2) Do the requested changes validate? Are they self-consistent? Do they violate any of our business rules? Again, this is a matter just of whether or not the request makes sense. It's not really a matter of whether the client is lying about what it changed or didn't or anything of the kind. The only time this would be an issue is if we had a business rule that said something like "the client is allowed to increase the value of their insurance coverage by up to 5% but no more than that." If that were the case, then of course we would not be able to trust the original value of the insurance coverage sent by the client--we would either need to re-query the database or send round-trip signed data or something, but this kind of rule is much less common, and again, the question is not one of concurrency so much as it is about reference data. (I'll also point out that for this kind of business rule we'd probably want it to actually be that it can't be increased by more than 5% during some particular time period or something like that rather than per request or else we'd be open to other kinds of attacks.)
3) What about concurrency? Finally we get to the heart of the matter. Can we trust the client to supply the correct original value for the concurrency token? What if there is an evil or buggy client which gets past the authentication checks and then makes calls to the service with a concurrency token that does not match the original value sent? If the value is modified, there are two possibilities. Either the value is some random thing that doesn't match what's in the database in which case the request will fail (keep in mind that the EF will use that concurrency token when it attempts to update the database so it is checked against the current value in the DB before any changes go through--just more efficiently because that check doesn't require an extra round-trip/it's part of the update statement), or someone else has modified the database in the meantime and the value happens to match the new concurrency token so the update goes through when it shouldn't have. This last one is the only case we really have to worry about, but we do have to keep it in perspective. We're talking about a request that passed the other checks--it's something the client should be allowed to do--just not if someone else has modified the data between when it was read and when the update went through. Further, the client has to correctly anticipate the next value of the concurrency token as well as how many times it has been updated, etc.
Yes, I can imagine some cases where the last case could cause a problem if my data is very sensitive or my service is exposed on the internet instead of an intranet, and I allow public access or something like that. Someone might write a client that randomly tries things as a vandalism/denial of service type thing, and in that case I might go to the length of signing things sent to the client or of caching the original values so that I can use them instead of what I get back from the client, but I'd say that in the majority of cases exploiting this kind of concurrency issue isn't realistic and trusting the original value of the concurrency token sent from the client is a good, pragmatic approach.
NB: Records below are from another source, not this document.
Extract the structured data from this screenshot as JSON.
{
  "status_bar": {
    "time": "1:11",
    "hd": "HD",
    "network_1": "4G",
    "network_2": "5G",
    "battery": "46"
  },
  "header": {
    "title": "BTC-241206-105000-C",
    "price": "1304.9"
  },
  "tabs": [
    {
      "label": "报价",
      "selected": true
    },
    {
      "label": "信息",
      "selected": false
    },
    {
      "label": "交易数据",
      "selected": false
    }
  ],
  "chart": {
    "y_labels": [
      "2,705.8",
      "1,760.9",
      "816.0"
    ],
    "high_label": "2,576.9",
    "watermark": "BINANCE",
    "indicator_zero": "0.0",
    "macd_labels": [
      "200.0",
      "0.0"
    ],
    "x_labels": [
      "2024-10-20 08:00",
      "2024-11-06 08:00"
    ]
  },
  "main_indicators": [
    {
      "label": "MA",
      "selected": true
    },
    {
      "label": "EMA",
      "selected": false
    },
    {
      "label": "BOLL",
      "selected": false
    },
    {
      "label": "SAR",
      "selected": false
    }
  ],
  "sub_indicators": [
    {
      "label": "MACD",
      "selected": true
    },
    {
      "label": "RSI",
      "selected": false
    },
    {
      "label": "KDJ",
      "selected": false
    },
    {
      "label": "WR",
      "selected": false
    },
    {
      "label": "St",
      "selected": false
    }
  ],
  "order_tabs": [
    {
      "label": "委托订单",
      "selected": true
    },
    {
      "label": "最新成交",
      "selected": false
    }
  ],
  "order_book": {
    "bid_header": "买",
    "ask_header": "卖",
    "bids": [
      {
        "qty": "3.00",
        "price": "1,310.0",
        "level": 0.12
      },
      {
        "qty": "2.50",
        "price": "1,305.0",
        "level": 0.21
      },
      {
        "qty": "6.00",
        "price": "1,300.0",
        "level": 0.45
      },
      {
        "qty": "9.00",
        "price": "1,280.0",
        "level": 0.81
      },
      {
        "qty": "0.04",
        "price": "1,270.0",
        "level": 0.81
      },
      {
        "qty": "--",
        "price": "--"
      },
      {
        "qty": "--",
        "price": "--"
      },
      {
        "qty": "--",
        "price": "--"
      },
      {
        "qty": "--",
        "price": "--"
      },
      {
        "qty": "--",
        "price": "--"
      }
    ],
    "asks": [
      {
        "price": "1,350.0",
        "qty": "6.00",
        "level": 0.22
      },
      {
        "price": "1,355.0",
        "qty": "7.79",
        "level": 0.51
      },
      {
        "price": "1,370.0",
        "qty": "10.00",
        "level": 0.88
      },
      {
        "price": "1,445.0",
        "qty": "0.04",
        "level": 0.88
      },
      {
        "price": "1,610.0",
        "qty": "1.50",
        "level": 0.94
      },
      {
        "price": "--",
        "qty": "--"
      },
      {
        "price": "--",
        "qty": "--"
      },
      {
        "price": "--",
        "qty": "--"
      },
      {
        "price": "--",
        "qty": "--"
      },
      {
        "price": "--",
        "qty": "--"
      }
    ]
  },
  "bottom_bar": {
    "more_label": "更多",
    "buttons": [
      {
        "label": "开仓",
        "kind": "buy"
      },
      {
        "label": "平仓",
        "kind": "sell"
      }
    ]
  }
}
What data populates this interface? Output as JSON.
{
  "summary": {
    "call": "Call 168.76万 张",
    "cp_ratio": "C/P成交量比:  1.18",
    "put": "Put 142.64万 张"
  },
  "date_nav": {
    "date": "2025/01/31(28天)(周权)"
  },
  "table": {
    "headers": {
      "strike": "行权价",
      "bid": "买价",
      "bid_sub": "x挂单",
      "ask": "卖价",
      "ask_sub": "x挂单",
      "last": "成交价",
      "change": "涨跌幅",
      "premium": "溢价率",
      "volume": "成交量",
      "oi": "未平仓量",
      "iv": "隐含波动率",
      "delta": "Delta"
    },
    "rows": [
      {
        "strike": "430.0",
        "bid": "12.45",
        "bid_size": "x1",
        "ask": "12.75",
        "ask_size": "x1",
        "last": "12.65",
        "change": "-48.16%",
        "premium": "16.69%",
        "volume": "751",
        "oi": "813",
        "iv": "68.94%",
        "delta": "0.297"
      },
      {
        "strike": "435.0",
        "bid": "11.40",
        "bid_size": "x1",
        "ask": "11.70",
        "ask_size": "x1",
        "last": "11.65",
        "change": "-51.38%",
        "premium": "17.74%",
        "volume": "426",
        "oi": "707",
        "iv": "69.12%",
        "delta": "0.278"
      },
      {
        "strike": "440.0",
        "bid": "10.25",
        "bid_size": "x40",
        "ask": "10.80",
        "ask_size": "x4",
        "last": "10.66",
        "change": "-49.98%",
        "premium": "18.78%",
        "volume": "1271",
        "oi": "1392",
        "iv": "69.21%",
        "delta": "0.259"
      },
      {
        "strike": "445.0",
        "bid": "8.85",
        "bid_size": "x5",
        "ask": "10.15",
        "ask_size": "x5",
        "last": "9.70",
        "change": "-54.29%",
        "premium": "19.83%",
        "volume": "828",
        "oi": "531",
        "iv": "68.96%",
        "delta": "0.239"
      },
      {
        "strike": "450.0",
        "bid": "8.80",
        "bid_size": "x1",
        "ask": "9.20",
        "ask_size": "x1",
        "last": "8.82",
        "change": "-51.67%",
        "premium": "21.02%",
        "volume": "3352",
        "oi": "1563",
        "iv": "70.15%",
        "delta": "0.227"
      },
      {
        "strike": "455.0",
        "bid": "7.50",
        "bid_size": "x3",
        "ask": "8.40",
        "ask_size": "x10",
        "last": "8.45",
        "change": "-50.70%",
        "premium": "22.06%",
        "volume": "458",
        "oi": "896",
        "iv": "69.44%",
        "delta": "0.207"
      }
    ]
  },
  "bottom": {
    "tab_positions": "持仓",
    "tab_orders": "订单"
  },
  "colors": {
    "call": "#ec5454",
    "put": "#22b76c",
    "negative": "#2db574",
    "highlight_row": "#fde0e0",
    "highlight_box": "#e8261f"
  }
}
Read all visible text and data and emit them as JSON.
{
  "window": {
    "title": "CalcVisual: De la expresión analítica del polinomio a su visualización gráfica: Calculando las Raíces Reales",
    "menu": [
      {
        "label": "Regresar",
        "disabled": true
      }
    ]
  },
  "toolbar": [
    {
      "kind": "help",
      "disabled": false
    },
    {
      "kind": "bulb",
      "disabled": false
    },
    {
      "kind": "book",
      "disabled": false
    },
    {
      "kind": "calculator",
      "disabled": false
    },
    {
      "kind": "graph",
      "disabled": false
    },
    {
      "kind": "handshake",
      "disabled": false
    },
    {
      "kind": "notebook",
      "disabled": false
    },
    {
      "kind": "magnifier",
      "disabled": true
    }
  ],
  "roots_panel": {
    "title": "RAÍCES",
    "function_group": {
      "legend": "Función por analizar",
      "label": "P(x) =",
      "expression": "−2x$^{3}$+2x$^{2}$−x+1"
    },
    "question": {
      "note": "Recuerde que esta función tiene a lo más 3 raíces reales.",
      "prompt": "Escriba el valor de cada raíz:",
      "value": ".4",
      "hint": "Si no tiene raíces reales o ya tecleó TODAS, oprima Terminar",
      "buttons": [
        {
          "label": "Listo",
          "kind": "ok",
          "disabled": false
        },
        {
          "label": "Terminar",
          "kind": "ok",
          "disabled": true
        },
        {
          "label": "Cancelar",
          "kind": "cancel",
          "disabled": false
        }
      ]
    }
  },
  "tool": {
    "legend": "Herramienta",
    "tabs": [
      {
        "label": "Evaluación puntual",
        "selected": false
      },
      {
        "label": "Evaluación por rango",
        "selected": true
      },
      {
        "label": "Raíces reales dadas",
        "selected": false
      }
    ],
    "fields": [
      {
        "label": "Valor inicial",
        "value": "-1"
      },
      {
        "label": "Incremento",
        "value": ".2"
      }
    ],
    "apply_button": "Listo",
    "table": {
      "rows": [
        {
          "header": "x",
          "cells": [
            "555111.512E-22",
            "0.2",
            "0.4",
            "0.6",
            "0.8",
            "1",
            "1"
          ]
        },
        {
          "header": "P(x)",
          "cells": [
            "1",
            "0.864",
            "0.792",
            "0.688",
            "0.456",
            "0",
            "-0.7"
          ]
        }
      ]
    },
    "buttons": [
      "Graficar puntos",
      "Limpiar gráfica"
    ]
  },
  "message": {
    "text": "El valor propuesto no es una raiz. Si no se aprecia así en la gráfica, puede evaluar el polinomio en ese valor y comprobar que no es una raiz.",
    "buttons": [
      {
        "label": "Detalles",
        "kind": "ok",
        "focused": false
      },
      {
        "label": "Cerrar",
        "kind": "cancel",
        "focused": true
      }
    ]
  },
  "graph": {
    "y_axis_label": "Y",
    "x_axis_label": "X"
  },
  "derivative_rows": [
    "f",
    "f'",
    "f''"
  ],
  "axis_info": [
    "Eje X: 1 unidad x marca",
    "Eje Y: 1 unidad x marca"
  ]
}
P.S. Happy New Year! May we all have a blessed 2010.
Danny.. great stuff. Catching up on your n-tier EF blog posts and its great to see when an MS dude employs a mix of effective & pragmatic (real-world) solutions grounded in solid architectural fundamentals (n-tier fundamentals in this case) without overselling the technology.
Keep up the great work, its a great service for all the architects & leads trying to design, build & deploy this stuff in real-world enterprises. You may want to consider writing an advanced EF / n-tier book for architects (if u havent already) -- its sorely needed.